The desert men ignored the splendor of the skies. They were not made for this warmth and humidity, and the air of this planet was so rich in oxygen, compared to what they had known, that its headiness intoxicated them. They perspired greasily, stripped to mere loincloths, panting breathlessly in what seemed to them an unendurably tropical heat.

To Ryker and his companion, the night was mild and balmy. Both Earthlings had gone through the series of treatments that readjusted their body chemistries to conditions on Mars. But this did not mean they could not readjust to conditions more like those on Earth. Their organic modifications reacted like thermostats to whatever conditions they found themselves in. So they, at least, were comfortable.

Doc seemed utterly fascinated by the spectacle of the skies. The constellations were strange and new to both of them, of course and, although he said nothing, Ryker guessed the scientist was trying to find a signpost in the altered constellations which might indicate their position in the universe.

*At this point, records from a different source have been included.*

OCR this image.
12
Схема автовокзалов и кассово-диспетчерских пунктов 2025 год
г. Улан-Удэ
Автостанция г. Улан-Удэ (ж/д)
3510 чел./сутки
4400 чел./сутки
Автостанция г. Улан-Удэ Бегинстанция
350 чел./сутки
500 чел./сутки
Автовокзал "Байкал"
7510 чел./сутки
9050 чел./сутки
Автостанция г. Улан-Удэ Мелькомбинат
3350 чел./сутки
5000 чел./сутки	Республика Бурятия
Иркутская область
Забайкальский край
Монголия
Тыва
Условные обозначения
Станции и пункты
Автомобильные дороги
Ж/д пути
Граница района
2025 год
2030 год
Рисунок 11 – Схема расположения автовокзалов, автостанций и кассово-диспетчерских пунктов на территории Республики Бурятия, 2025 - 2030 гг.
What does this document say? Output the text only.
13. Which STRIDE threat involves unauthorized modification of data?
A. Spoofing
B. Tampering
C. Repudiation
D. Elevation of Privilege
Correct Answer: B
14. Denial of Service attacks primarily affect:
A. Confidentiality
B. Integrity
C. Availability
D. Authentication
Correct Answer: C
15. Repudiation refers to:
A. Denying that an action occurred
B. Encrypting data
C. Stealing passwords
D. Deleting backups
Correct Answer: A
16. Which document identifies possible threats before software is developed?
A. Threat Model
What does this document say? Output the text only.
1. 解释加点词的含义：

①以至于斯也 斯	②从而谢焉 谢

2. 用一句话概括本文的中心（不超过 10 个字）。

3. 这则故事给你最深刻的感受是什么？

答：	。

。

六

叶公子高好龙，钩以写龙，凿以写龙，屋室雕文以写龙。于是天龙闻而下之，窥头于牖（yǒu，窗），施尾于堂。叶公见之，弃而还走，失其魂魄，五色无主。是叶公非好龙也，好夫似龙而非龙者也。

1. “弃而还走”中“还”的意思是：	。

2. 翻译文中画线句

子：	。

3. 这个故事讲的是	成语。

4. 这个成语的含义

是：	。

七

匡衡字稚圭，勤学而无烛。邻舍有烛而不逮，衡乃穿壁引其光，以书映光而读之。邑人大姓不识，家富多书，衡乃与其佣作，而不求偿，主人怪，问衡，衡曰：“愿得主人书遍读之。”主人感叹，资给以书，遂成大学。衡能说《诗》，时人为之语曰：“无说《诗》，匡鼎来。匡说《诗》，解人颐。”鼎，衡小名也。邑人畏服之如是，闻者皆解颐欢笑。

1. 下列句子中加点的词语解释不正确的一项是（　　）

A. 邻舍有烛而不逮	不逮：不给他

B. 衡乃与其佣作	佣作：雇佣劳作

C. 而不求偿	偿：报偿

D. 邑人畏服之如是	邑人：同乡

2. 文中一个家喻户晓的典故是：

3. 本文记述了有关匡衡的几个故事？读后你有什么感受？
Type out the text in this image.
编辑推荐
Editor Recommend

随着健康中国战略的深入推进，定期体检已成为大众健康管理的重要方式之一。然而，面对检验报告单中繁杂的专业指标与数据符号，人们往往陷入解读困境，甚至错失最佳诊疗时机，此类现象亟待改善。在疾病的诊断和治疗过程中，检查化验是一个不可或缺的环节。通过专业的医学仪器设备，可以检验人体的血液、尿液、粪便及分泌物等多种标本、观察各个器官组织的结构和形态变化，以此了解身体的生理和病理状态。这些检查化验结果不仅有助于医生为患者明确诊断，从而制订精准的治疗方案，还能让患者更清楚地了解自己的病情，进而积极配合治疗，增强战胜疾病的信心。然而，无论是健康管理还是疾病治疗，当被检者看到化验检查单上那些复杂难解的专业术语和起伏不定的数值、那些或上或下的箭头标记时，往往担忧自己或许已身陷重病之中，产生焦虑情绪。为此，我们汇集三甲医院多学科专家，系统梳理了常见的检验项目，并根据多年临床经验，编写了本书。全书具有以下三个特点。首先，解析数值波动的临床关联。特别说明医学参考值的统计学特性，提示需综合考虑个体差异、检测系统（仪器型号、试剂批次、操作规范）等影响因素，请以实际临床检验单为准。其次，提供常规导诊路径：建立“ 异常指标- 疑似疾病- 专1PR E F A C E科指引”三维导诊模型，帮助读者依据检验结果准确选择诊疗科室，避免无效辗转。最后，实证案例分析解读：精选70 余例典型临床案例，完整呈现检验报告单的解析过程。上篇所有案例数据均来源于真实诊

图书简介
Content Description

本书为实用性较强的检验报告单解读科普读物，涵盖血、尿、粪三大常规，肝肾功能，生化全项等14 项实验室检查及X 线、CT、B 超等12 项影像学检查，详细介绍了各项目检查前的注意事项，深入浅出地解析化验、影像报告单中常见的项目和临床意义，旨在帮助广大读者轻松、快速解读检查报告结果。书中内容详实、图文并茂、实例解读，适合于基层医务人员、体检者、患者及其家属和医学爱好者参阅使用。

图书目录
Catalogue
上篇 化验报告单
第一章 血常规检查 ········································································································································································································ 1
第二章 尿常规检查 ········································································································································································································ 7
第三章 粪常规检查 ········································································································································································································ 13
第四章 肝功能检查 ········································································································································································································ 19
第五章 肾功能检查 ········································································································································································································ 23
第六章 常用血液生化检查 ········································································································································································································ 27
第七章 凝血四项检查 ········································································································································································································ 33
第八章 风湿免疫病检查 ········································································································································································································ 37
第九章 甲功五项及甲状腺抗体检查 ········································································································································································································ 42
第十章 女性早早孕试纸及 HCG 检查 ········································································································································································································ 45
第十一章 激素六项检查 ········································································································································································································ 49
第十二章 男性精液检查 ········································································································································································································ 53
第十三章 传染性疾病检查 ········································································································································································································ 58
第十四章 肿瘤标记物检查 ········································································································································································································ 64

In this he guessed wrong, as things turned out.

“Doc, you aren’t gonna find any stars you recognize,” Ryker argued . “We’re in another dimension, aren’t we?”

The Israeli savant snorted through his nose, rudely.

“My boy, when you don’t know what you’re talking about, then shut up,” he said. “The only dimensions you got to worry about are length, breadth and thickness.”

“What about the fourth dimension?”

“Duration. And it’s not really a dimension like the others, it’s a condition for existence. To exist at all, a thing has to have length, breadth and thickness—and it has to endure for a measurable unit of time. They been misquoting Einstein for two hundred years, it’s time they stopped. So stop, already!”

Ryker grinned and shut up. Doc could be cantankerous at times, especially when you interrupted him during a bout of cogitation.

But he couldn’t help wondering what Doc was cogitating about. He gave it up and turned in to sleep. Doc would tell him when he was ready to, and not one moment before.